Au cours des 40 derniers millions d’années, les mammifères avec une plus grande taille relative du cerveau étaient en effet moins susceptibles de disparaître, la taille de leur cerveau leur conférant un avantage cognitif, et donc évolutif. Mais chez des espèces de mammifères vivant aujourd’hui, nous constatons une tendance inverse. Une nouvelle étude suggère en effet que les mammifères ayant de gros cerveaux ont plus de risque de disparaître.
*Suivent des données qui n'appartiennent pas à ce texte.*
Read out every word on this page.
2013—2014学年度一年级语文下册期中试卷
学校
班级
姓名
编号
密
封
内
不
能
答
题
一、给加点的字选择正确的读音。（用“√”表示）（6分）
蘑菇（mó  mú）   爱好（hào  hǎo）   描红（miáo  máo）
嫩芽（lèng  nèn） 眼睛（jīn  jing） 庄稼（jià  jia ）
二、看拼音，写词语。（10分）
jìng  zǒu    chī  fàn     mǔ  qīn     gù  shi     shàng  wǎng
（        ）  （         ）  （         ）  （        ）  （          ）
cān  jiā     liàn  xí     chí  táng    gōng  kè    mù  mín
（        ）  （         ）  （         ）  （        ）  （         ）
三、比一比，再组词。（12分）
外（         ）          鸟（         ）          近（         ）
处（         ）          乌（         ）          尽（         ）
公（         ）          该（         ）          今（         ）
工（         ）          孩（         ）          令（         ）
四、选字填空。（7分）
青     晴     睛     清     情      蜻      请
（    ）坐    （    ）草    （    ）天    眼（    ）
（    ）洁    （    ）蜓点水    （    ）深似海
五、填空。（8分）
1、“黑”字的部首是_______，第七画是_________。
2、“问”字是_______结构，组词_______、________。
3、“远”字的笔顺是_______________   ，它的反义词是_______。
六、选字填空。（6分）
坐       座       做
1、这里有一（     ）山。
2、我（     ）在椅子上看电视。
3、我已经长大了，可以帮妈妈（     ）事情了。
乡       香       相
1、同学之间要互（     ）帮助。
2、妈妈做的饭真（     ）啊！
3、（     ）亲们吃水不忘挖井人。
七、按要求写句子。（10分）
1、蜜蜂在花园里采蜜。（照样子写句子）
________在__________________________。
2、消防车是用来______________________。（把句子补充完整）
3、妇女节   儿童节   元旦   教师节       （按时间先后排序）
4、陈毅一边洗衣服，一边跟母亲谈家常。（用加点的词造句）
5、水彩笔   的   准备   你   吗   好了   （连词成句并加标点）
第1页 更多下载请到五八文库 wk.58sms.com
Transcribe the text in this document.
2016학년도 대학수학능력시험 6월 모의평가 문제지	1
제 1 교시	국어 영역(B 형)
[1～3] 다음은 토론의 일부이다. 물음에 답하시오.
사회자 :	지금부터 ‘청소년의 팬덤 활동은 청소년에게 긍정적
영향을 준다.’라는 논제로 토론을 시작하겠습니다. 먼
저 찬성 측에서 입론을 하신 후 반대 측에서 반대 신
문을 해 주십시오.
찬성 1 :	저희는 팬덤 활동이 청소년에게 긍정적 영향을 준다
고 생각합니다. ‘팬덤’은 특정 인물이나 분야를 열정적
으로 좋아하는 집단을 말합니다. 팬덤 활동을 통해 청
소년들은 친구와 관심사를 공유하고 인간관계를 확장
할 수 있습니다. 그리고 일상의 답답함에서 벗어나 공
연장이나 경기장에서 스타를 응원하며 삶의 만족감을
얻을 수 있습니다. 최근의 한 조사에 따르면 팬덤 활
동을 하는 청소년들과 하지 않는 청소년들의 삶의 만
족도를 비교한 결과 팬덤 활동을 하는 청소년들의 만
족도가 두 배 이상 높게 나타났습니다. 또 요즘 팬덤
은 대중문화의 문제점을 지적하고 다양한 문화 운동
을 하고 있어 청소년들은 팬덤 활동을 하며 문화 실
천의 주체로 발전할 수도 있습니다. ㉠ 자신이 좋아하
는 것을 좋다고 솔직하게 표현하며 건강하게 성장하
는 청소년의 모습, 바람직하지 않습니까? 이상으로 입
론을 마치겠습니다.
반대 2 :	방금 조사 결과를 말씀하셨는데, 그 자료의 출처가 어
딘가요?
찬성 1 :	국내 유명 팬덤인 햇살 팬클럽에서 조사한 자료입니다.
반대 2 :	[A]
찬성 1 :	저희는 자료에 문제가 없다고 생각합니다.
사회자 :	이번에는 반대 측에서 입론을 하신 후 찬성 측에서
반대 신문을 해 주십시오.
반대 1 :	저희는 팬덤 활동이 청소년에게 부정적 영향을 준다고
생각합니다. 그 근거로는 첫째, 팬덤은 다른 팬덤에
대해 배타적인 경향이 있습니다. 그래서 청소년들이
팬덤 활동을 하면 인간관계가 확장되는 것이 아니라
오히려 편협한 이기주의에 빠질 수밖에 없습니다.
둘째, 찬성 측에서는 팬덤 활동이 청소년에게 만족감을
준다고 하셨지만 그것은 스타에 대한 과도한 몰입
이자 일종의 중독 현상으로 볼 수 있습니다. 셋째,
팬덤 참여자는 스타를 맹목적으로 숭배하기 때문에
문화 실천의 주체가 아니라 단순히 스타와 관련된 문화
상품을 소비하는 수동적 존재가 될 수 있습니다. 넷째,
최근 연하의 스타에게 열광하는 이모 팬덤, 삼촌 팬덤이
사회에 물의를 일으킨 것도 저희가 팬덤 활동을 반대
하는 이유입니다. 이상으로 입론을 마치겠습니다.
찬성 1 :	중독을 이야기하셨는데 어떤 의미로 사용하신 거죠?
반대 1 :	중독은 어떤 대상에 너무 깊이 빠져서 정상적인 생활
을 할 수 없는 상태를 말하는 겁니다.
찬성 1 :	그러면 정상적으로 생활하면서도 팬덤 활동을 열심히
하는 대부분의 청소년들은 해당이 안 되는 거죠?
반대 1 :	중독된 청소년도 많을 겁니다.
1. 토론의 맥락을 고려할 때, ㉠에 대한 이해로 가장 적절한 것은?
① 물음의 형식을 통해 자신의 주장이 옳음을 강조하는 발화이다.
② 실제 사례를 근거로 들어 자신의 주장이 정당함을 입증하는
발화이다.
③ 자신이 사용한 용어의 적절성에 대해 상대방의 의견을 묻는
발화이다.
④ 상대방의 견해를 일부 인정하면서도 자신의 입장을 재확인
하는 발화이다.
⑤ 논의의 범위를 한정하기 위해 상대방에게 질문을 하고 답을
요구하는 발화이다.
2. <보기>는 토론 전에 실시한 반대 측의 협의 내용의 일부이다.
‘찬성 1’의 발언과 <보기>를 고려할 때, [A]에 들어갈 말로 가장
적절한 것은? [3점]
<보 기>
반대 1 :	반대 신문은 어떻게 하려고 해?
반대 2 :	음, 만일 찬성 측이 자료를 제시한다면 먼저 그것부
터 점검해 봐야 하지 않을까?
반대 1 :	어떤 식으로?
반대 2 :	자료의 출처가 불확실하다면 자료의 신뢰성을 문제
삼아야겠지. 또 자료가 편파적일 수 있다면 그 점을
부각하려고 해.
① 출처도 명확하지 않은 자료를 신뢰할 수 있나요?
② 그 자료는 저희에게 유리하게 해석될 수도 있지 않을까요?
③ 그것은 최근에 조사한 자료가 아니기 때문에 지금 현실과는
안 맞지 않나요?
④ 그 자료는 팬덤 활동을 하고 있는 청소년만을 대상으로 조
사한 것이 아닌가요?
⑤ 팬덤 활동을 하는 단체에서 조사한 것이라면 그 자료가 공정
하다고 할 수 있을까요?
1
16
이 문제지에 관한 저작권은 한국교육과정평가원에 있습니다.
Dans cette étude parue dans Proceedings of the Royal Society B, Eric Abelson a calculé la taille du cerveau de 1.679 animaux (de 160 espèces différentes) et a comparé ces mesures aux données de l’Union internationale pour la conservation de la nature, qui évalue le risque d’extinction de milliers d’espèces et de sous-espèces. En comparant ces données, le scientifique a mis en évidence une corrélation entre coefficient d’encéphalisation et probabilité d’extinction. Une tendance qui concernerait surtout les petits mammifères.

Entretenir un gros cerveau aurait en effet un coût métabolique important impliquant une plus forte consommation d’énergie (les animaux doivent manger plus pour l’alimenter) sans pour autant apporter une meilleure valeur adaptative. Et pour Eric Abelson, les coûts d’un fort coefficient d’encéphalisation dépassent les avantages pour les petites espèces, qui ne peuvent se protéger des dangers environnementaux modernes.

Cette découverte arrive à un moment où la faune semble connaître une sixième crise d’extinction de masse, liée aux activités humaines. En établissant cette corrélation cerveau/survie, le chercheur tend à définir quelles espèces sont en danger d’extinction et quelles sont celles qui tireraient le plus de bénéfices de mesures de conservation.